A meditação, tal como se fala, é uma técnica para adultos. Uma pessoa pode concentrar-se e meditar sobre um assunto, que é o que nós conhecemos no Ocidente como meditação. Na igreja católica havia sempre a meditação sobre um tema. Isso é uma coisa. Agora, quando se fala de meditação e yoga, é completamente diferente. É difícil explicar, mas é quando nossa consciência liberta-se desses pensamentos constantes e descobre que temos outro espaço. Não é um saltitar daqui para acolá. É um conjunto de técnicas conhecido  desde quatro mil anos antes de Cristo em que usamos a concentração e a respiração para atingir a calma mental. Então nos sentimos livres. É a mesma coisa de ver o céu cheio de nuvens e, de repente, vem o vento e o céu está todo azul. Encontramos o sol. Uma vez vi uma frase no metrô de Paris, onde vivi muitos anos, que dizia assim: "Por detrás do nosso sol há um outro muito mais brilhante que nos é escondido por nossos hábitos". Mas nós sempre temos que trabalhar e não temos aquele espaço para nós. E a meditação começa por isso. Agora, como pedir a uma criança que esteja a concentrar-se para atingir esse estágio? Crianças são imprevisíveis, querem descobrir coisas. As crianças precisam viver no mundo delas e não que estejam a ser puxadas pelos adultos a serem adultos pequenos.

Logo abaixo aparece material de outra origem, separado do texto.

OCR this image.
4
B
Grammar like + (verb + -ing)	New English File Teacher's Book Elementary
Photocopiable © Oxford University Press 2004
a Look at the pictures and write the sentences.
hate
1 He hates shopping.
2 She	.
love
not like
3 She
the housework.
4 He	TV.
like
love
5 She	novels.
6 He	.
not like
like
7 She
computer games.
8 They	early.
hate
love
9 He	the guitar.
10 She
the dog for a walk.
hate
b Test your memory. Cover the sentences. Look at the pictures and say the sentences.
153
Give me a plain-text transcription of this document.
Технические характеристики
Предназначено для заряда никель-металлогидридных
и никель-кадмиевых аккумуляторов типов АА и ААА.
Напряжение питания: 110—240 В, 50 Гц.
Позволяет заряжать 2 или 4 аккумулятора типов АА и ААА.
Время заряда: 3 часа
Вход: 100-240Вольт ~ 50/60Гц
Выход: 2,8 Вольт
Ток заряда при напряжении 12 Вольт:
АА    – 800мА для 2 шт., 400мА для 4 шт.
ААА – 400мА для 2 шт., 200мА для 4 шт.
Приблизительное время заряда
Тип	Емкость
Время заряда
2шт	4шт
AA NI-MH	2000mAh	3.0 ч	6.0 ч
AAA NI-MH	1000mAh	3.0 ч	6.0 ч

Talvez falte também aos adultos colocar a infância em sua própria vida...
Adultos estão preocupados como,  dia a dia, têm suas ações acumuladas e um estresse enorme. Já não têm sensibilidade. Ontem, numa das oficinas, trabalhamos os sentidos, que são algo que os adultos, em geral, perderam.  O tato, o cheiro, o gosto e, com isso, descobrem como se fosse a primeira vez que comessem ou que sentissem. Redescobrem o que um dia já tiveram.